Tables are represented as <figure> elements with a <table> element inside, to keep the same content semantics as CKEditor 5.

Every figure element includes table class, giving the integrator an easy way to apply custom styles to all tables, e.g. to reposition them inside the document.

An example of a simple table that will be output by the converter (styles skipped for clarity):

<figure class="table">
  <table>
    <tbody>
      <tr>
        <td>
          <p>Cell 1</p>
        </td>
        <td>
          <p>Cell 2</p>
        </td>
      </tr>
    </tbody>
  </table>
</figure>

Tables support most features that are available in Word, including:

Feature name Markup
Table / cell width <td style="width: 100px;">
Table / cell height <td style="height: 20px;">
Cell merging <td colspan="2">
Cell padding <td style="padding-top: 20px">
Cell spacing <table style="border-spacing: 10px">
Cell’s vertical alignment <td style="vertical-align: top">
Table background color <table style="background-color: #f4b083;">
Cell background color <td style="background-color: #f4b083;">
Table border style <table style="border-top: 1px solid #f4b083;">
Cell border style <td style="border-top: 1px solid #f4b083;">
Table header <th scope="col">
Table alignment/floating <figure style="margin-left: auto; margin-right: 0">

Table nesting is properly supported by the converter, it’s possible to have multiple tables inside each other. Table captions are converted to normal paragraphs to keep the same representation of the caption as in Word.

# Known limitations

  • Conditional table formatting is not supported.
  • Captions are currently converted to regular paragraphs.
  • Some border styles may not be properly resolved in the browser, as the resolution of border conflicts differs between HTML and Word.

# Page breaks

Page breaks in Word can be added in two ways: by using the “Page Break” button in the toolbar, or by applying a special “Page break before” paragraph formatting that adds a page break before the paragraph.

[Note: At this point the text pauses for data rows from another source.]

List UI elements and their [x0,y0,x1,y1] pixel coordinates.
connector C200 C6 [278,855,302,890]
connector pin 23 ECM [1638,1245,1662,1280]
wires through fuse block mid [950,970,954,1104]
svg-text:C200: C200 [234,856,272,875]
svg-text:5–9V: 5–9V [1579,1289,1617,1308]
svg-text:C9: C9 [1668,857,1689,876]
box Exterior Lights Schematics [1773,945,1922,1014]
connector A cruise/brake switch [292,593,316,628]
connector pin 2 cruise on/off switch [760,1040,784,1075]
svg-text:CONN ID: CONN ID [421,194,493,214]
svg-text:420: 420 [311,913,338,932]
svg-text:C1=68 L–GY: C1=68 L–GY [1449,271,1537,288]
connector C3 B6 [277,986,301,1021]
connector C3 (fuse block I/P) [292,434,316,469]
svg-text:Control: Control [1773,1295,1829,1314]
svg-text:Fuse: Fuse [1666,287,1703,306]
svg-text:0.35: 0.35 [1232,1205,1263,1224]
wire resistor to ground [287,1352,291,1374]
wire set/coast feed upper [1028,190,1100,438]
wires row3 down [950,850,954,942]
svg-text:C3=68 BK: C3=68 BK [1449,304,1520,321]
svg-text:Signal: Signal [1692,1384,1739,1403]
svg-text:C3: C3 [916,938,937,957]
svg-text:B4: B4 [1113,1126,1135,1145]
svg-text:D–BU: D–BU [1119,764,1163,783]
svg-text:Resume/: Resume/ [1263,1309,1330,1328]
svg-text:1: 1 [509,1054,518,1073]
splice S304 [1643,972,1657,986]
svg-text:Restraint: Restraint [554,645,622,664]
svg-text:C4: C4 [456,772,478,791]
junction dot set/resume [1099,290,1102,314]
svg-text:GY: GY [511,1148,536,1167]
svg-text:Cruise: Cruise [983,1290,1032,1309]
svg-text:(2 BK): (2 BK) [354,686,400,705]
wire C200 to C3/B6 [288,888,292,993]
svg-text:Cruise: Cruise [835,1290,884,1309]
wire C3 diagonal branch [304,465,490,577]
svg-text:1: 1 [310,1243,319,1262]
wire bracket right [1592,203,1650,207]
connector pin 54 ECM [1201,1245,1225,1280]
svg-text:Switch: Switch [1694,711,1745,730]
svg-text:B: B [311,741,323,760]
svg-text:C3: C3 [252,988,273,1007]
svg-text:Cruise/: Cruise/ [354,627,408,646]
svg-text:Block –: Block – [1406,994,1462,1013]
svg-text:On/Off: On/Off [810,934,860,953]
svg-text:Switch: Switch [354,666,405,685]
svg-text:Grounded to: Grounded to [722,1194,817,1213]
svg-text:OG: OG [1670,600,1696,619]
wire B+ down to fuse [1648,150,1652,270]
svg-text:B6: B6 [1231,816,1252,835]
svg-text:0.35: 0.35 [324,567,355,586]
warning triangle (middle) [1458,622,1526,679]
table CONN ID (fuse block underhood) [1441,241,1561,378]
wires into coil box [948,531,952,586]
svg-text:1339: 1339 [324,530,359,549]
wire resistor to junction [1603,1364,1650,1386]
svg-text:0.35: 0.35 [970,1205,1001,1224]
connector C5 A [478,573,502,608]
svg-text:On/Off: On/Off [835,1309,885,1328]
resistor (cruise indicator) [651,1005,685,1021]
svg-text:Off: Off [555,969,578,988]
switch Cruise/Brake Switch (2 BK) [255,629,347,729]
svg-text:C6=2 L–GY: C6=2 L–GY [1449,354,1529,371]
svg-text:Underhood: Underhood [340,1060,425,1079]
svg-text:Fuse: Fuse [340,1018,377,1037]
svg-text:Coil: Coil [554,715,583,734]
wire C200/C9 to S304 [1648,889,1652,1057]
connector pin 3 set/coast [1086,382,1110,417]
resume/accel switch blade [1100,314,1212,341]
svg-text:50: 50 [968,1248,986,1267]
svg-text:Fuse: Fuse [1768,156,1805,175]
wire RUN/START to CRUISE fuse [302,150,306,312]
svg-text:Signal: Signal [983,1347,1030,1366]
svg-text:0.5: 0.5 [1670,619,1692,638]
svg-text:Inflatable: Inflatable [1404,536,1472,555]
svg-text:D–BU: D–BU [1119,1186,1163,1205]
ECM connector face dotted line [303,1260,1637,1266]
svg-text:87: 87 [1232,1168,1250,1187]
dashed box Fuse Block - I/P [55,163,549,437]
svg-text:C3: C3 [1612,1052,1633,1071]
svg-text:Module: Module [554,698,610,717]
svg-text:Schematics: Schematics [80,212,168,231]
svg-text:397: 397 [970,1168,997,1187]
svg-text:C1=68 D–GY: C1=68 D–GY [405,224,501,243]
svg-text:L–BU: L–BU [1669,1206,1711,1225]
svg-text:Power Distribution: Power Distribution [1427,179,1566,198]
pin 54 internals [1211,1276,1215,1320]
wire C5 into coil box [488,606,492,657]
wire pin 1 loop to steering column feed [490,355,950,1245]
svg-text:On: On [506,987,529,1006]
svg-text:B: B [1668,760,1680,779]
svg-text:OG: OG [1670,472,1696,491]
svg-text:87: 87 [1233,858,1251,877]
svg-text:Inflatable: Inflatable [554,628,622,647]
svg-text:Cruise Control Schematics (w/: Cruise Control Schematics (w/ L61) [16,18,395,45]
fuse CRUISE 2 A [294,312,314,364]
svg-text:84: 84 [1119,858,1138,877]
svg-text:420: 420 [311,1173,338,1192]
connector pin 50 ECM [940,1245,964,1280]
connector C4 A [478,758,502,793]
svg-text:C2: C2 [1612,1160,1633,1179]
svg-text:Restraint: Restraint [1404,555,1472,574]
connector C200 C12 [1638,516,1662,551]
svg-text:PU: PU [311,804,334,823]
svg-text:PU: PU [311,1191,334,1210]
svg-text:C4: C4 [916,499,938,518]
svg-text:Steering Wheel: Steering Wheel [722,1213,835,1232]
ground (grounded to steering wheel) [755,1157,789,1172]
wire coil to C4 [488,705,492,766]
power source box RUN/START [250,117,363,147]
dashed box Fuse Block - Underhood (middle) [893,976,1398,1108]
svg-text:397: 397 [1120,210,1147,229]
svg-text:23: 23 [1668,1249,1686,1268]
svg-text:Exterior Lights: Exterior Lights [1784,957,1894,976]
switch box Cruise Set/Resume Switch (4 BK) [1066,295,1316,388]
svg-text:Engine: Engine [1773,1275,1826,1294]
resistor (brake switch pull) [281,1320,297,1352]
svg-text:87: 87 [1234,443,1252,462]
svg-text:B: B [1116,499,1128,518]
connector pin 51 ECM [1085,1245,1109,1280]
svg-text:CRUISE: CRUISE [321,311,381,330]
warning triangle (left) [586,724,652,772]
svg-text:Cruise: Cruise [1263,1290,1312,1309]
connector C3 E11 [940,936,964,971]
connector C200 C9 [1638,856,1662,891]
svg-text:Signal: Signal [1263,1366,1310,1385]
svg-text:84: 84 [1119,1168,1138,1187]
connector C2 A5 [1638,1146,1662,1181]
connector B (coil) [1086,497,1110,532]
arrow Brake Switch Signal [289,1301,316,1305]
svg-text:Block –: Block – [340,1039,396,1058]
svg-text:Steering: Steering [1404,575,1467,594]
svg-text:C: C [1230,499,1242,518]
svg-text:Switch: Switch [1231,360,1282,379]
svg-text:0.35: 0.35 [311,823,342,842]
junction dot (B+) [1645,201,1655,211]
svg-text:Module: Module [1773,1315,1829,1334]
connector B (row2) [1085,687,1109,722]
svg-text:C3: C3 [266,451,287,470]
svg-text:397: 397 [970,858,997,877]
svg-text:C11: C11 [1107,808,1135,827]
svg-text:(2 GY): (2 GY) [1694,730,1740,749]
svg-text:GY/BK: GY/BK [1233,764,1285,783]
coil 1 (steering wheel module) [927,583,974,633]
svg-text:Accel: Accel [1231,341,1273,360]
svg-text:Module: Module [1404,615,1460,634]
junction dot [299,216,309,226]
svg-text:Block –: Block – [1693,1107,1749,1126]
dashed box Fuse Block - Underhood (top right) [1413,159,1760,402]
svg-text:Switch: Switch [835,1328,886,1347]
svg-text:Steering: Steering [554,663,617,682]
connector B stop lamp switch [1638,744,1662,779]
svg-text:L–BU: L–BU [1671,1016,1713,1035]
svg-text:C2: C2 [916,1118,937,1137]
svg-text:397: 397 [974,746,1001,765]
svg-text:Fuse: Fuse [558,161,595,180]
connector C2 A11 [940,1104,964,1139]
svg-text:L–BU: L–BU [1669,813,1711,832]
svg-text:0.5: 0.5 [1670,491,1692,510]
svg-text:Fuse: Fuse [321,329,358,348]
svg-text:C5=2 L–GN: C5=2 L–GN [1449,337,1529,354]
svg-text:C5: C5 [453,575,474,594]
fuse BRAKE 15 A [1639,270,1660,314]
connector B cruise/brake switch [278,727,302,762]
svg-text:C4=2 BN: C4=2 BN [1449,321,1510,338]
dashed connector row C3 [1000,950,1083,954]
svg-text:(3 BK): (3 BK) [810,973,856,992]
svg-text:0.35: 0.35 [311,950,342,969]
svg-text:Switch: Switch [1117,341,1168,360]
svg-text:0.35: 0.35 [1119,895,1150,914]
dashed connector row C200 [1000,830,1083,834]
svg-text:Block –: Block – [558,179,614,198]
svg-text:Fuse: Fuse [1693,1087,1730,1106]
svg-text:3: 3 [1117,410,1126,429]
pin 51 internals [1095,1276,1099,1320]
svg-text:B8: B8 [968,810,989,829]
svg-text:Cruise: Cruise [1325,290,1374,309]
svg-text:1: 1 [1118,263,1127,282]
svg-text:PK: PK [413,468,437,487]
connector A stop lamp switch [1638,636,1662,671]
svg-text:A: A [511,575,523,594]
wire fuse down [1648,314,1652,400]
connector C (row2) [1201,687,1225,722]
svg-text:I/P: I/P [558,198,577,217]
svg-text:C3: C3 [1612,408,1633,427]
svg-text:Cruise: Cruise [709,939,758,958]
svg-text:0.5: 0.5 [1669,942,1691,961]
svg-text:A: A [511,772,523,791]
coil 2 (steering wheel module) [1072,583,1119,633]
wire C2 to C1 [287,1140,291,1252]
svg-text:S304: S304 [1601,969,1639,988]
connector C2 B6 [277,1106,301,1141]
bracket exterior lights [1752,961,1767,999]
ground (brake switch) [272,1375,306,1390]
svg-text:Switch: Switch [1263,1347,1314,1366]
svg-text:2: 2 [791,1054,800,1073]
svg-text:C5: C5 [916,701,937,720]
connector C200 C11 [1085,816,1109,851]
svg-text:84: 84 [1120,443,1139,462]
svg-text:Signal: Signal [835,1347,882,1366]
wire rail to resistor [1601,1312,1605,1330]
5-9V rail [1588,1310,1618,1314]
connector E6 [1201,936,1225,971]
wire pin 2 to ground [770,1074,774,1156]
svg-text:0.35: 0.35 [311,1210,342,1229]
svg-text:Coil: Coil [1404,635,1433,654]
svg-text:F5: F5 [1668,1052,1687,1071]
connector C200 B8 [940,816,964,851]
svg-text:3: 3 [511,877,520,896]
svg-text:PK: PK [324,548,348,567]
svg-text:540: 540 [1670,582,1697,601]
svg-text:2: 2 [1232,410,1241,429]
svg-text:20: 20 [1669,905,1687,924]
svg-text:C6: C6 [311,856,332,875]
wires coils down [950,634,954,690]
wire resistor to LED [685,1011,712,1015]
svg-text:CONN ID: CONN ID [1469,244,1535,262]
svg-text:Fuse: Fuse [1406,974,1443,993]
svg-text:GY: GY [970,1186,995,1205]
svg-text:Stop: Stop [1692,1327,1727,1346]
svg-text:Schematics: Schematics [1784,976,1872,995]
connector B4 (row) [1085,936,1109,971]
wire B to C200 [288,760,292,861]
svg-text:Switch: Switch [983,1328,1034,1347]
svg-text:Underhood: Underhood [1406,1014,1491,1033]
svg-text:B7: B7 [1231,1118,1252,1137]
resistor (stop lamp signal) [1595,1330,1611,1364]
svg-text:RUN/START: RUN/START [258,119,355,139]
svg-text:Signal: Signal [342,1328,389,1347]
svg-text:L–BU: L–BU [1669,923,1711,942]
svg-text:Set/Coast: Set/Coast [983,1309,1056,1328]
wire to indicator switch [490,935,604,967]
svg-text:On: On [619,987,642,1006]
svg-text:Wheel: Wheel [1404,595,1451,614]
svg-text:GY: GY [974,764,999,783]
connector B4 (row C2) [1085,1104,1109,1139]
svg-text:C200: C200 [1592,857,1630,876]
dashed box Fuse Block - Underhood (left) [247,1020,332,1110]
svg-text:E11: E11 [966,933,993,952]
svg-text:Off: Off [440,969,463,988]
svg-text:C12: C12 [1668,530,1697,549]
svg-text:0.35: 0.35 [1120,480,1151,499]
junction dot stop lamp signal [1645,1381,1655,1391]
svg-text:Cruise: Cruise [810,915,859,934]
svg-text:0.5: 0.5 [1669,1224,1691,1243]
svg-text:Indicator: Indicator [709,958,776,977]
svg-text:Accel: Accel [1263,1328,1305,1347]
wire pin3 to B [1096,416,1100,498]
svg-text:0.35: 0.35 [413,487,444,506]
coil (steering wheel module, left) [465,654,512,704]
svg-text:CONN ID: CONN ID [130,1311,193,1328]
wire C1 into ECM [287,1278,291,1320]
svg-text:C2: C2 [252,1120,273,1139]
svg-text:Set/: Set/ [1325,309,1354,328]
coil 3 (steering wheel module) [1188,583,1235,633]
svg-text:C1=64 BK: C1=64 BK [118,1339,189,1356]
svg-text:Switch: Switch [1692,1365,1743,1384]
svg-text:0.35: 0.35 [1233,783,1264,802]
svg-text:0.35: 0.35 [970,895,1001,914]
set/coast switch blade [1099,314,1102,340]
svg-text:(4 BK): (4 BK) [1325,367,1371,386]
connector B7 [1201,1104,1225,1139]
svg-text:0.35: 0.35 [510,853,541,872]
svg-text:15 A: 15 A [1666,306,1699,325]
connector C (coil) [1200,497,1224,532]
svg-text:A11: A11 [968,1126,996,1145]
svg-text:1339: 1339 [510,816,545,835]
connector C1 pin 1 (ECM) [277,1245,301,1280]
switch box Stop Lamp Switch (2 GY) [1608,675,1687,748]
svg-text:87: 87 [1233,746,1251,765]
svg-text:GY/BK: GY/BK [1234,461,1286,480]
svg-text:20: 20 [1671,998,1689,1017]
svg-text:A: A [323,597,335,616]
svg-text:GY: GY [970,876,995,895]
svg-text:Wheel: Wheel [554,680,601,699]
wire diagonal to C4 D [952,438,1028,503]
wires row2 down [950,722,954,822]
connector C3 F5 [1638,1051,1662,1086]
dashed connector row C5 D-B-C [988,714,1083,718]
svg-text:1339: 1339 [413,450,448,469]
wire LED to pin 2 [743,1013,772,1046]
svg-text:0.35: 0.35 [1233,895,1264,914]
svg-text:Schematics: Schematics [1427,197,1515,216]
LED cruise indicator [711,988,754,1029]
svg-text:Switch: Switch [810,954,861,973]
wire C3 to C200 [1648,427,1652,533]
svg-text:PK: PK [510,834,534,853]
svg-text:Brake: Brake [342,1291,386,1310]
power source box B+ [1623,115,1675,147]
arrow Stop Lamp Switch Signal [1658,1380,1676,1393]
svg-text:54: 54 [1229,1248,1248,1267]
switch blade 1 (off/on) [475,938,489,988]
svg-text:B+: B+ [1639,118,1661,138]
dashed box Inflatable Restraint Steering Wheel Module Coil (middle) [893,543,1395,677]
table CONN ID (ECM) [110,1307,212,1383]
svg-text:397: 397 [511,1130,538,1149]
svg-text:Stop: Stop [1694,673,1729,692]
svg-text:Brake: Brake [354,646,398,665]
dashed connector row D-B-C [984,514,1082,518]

Both those methods are supported by Import from Word, and produce the following HTML:

<div class="page-break" style="page-break-after: always">
  <span style="display: none">&nbsp;</span>
</div>

# Known limitations

  • Page breaks applied through the paragraph formatting are not supported inside tables.

# Horizontal lines

Horizontal lines in Word are, similarly to HTML, designed to guide the flow of a text or to separate parts of a document. Import from Word properly recognizes and converts horizontal lines to semantically correct <hr> elements.

<p>Paragraph 1</p>
<hr />
<p>Paragraph 2</p>

# Known limitations

  • Horizontal line styling is not supported at the moment.

# Complex objects

Word incorporates more complex objects like a table of contents, text boxes, citation fields, etc. Import from Word attempts to support all of them, but some of them may not be converted properly due to limitations of HTML and CSS itself.

# Known limitations

  • Content of a table of contents is preserved, but it does not support content bookmarks.
  • Form objects: text and styling is retained only.